Table 3 shows the results of bivariate comparisons of maternal and perinatal/neonatal outcomes by mode of delivery. In the overall population most maternal outcomes were rare (< 2.0%), but 5.2% of women in the cohort were treated with magnesium sulfate for seizure prophylaxis and many women were treated with uterotonics (86.5%). In bivariate comparisons, women varied by mode of delivery on uterotonic receipt (98.2% of repeat cesareans versus 40.0% of vaginal deliveries after cesarean) and dilation and curettage (0.1% of cesareans versus 3.2% of vaginal deliveries). With respect to neonatal outcomes, most babies were born alive (97.8%), 21.1% were breastfed within an hour of delivery, 4.1% of infants required neonatal antibiotics, and the remainder of adverse outcomes occurred rarely at less than a 2% prevalence. In bivariate comparisons, fetal status at delivery varied by mode of delivery (stillbirths in 1% of cesareans versus 3.9% of vaginal deliveries), as did breastfeeding within one hour of delivery (6.1% of cesareans versus 82.9% of vaginal deliveries), p < 0.001.
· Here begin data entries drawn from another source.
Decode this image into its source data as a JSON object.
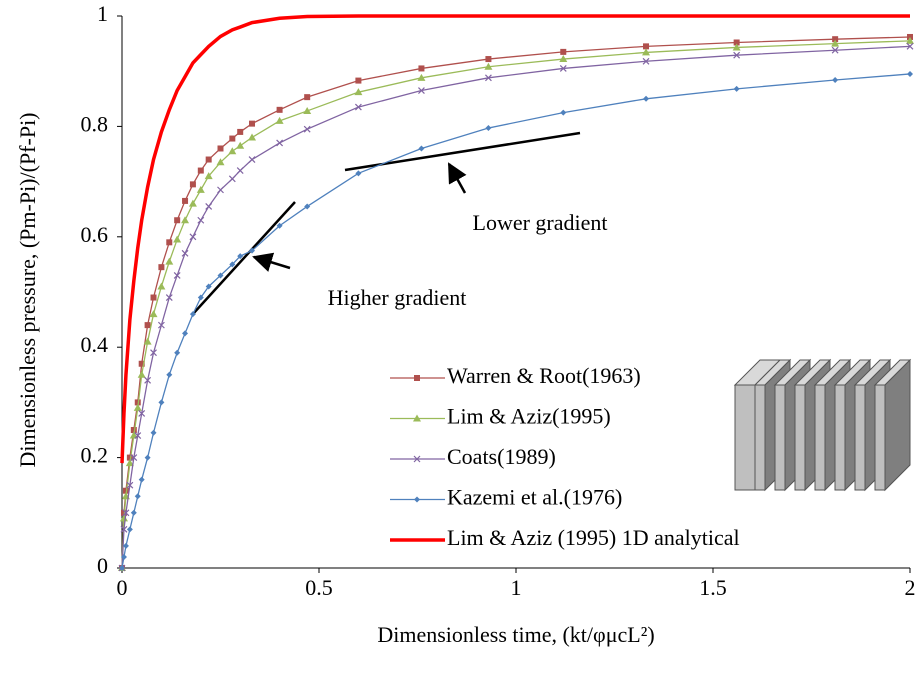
{
  "chart_data": {
    "type": "line",
    "xlabel": "Dimensionless time, (kt/φμcL²)",
    "ylabel": "Dimensionless pressure, (Pm-Pi)/(Pf-Pi)",
    "x": [
      0,
      0.005,
      0.01,
      0.02,
      0.03,
      0.04,
      0.05,
      0.065,
      0.08,
      0.1,
      0.12,
      0.14,
      0.16,
      0.18,
      0.2,
      0.22,
      0.25,
      0.28,
      0.3,
      0.33,
      0.4,
      0.47,
      0.6,
      0.76,
      0.93,
      1.12,
      1.33,
      1.56,
      1.81,
      2.0
    ],
    "xlim": [
      0,
      2
    ],
    "xticks": [
      0,
      0.5,
      1,
      1.5,
      2
    ],
    "ylim": [
      0,
      1
    ],
    "yticks": [
      0,
      0.2,
      0.4,
      0.6,
      0.8,
      1
    ],
    "legend": "lower right",
    "annotations": [
      "Lower gradient",
      "Higher gradient"
    ],
    "series": [
      {
        "name": "Warren & Root(1963)",
        "color": "#b0504d",
        "marker": "square",
        "values": [
          0,
          0.1,
          0.14,
          0.2,
          0.25,
          0.3,
          0.37,
          0.44,
          0.49,
          0.545,
          0.59,
          0.63,
          0.665,
          0.695,
          0.72,
          0.74,
          0.76,
          0.778,
          0.79,
          0.805,
          0.83,
          0.853,
          0.883,
          0.905,
          0.922,
          0.935,
          0.945,
          0.952,
          0.958,
          0.962
        ]
      },
      {
        "name": "Lim & Aziz(1995)",
        "color": "#9bbb59",
        "marker": "triangle",
        "values": [
          0,
          0.09,
          0.13,
          0.19,
          0.24,
          0.29,
          0.35,
          0.41,
          0.46,
          0.51,
          0.555,
          0.595,
          0.63,
          0.66,
          0.685,
          0.71,
          0.735,
          0.755,
          0.765,
          0.78,
          0.81,
          0.828,
          0.862,
          0.888,
          0.908,
          0.922,
          0.934,
          0.943,
          0.95,
          0.955
        ]
      },
      {
        "name": "Coats(1989)",
        "color": "#8064a2",
        "marker": "x",
        "values": [
          0,
          0.07,
          0.1,
          0.15,
          0.2,
          0.24,
          0.28,
          0.34,
          0.39,
          0.44,
          0.49,
          0.53,
          0.57,
          0.6,
          0.63,
          0.655,
          0.685,
          0.705,
          0.72,
          0.74,
          0.77,
          0.795,
          0.835,
          0.865,
          0.888,
          0.905,
          0.918,
          0.929,
          0.938,
          0.945
        ]
      },
      {
        "name": "Kazemi et al.(1976)",
        "color": "#4f81bd",
        "marker": "diamond",
        "values": [
          0,
          0.02,
          0.04,
          0.07,
          0.1,
          0.13,
          0.16,
          0.2,
          0.245,
          0.3,
          0.35,
          0.39,
          0.425,
          0.46,
          0.49,
          0.51,
          0.53,
          0.55,
          0.565,
          0.575,
          0.62,
          0.655,
          0.715,
          0.76,
          0.797,
          0.825,
          0.85,
          0.868,
          0.884,
          0.895
        ]
      },
      {
        "name": "Lim & Aziz (1995) 1D analytical",
        "color": "#ff0000",
        "marker": "none",
        "values": [
          0.19,
          0.28,
          0.35,
          0.45,
          0.52,
          0.58,
          0.63,
          0.69,
          0.74,
          0.79,
          0.83,
          0.865,
          0.89,
          0.915,
          0.93,
          0.945,
          0.963,
          0.975,
          0.98,
          0.988,
          0.996,
          0.999,
          1,
          1,
          1,
          1,
          1,
          1,
          1,
          1
        ]
      }
    ]
  }
}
Table 4 presents the results of individual logistic regressions of the association of repeat cesarean delivery with the maternal outcomes of interest (those significant in bivariate comparisons) adjusted for covariates significant in bivariate comparisons. Maternal outcomes that varied by mode of delivery were uterotonic use, performance of dilation and curettage, and administration of magnesium sulfate. The likelihood of the outcomes by varying IPI definitions are shown. Each logistic regression was performed first with IPI as a continuous variable and then as a dichotomous variable (set at 12 months, 18 months, and 24 months). The likelihood of the outcomes did not vary with IPI definition.
Table 5 presents the results of individual logistic regressions of the association of repeat cesarean delivery with the neonatal outcome of interest (those significant in bivariate comparisons) adjusted for IPI and covariates significant in bivariate comparisons. Perinatal outcomes that varied by mode of delivery were breastfeeding within one hour and fetal status at delivery. Each logistic regression was performed first with IPI as a continuous variable and then as a dichotomous variable (set at 12 months, 18 months, and 24 months). The likelihood of the outcomes did not vary with IPI definition. Regarding stillbirth, IPI was not associated with the outcome across all definitions, although it marginally (but not statistically) reduced stillbirth at intervals of greater than compared to less than 12 months (AOR 0.5 95% CI [0.2,1.1], p = 0.08).